Einordnung der Anonymisierungstechnologie Tor
Im Kontext der Veröffentlichung werden häufig verbreitete Vorurteile gegenüber dem genutzten Tor-Netzwerk thematisiert. Entgegen der Annahme, Tor diene primär illegalen Aktivitäten, wird auf die Ursprünge im US Naval Research Lab und die Förderung durch Institutionen wie das US-Außenministerium oder die Electronic Frontier Foundation (EFF) verwiesen. Millionen Menschen nutzen das Netzwerk täglich zur Umgehung von Zensur oder Überwachung.
Studien verdeutlichen die Relevanz von Anonymisierungswerkzeugen im modernen Web.

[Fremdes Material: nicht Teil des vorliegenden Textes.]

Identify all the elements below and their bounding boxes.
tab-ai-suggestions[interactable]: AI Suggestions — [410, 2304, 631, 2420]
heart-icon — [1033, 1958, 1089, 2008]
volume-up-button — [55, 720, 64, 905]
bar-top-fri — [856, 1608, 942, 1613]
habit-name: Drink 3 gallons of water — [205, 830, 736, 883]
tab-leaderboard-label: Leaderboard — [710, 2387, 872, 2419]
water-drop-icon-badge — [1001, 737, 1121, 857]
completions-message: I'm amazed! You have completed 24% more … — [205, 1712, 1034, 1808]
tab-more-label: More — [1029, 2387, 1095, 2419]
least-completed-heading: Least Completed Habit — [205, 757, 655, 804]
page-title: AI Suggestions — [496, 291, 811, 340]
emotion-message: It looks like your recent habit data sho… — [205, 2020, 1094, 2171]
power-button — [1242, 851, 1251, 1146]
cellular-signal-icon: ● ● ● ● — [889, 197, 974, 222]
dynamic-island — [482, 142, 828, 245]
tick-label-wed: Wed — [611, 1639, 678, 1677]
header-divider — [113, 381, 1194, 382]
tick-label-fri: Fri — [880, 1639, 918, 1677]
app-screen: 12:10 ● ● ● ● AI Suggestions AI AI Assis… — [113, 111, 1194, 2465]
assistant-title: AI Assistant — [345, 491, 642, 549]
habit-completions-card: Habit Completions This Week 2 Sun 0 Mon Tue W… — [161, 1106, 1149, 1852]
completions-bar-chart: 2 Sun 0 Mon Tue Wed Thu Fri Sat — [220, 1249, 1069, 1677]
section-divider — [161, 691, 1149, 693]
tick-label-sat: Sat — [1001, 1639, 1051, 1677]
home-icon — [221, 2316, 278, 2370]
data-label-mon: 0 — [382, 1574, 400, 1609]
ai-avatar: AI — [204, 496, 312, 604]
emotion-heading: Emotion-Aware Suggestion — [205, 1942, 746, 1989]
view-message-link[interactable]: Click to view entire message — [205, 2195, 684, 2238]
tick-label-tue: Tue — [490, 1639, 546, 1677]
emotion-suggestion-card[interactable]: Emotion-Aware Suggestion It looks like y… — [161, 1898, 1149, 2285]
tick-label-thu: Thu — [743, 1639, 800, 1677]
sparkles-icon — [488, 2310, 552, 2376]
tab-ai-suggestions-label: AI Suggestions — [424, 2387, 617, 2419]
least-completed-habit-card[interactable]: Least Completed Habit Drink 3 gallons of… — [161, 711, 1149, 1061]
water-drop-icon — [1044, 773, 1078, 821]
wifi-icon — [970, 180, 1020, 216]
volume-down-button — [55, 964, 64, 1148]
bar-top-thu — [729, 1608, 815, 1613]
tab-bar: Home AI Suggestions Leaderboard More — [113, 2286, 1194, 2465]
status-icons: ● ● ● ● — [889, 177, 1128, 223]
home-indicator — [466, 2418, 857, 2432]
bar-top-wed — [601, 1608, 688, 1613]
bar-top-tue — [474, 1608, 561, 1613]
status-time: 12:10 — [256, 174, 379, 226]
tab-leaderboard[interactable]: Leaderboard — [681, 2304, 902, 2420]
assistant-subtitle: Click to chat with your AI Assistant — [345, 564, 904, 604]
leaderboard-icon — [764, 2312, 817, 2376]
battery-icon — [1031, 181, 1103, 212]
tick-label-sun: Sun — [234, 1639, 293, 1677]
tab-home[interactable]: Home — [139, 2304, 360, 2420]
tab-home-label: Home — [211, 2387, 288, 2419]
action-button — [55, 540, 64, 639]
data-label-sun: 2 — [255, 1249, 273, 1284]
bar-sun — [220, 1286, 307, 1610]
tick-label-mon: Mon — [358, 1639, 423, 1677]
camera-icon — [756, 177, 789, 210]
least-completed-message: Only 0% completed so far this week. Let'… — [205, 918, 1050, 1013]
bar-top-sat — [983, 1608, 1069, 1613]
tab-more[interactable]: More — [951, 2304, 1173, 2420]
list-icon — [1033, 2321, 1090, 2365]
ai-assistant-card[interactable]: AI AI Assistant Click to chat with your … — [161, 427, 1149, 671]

So zeigten Daten aus dem Jahr 2021, dass rund 74 Prozent der US-Websites Tracker von Google und etwa 24 Prozent Tracker von Facebook einsetzten.
Im Vergleich zu VPN-Diensten, bei denen im Jahr 2020 bei mehreren Anbietern trotz gegenteiliger Versprechen Protokolldateien gefunden wurden, bietet das Tor-Netzwerk durch die Nutzung von drei verschlüsselten Relays eine technisch fundierte Anonymisierung.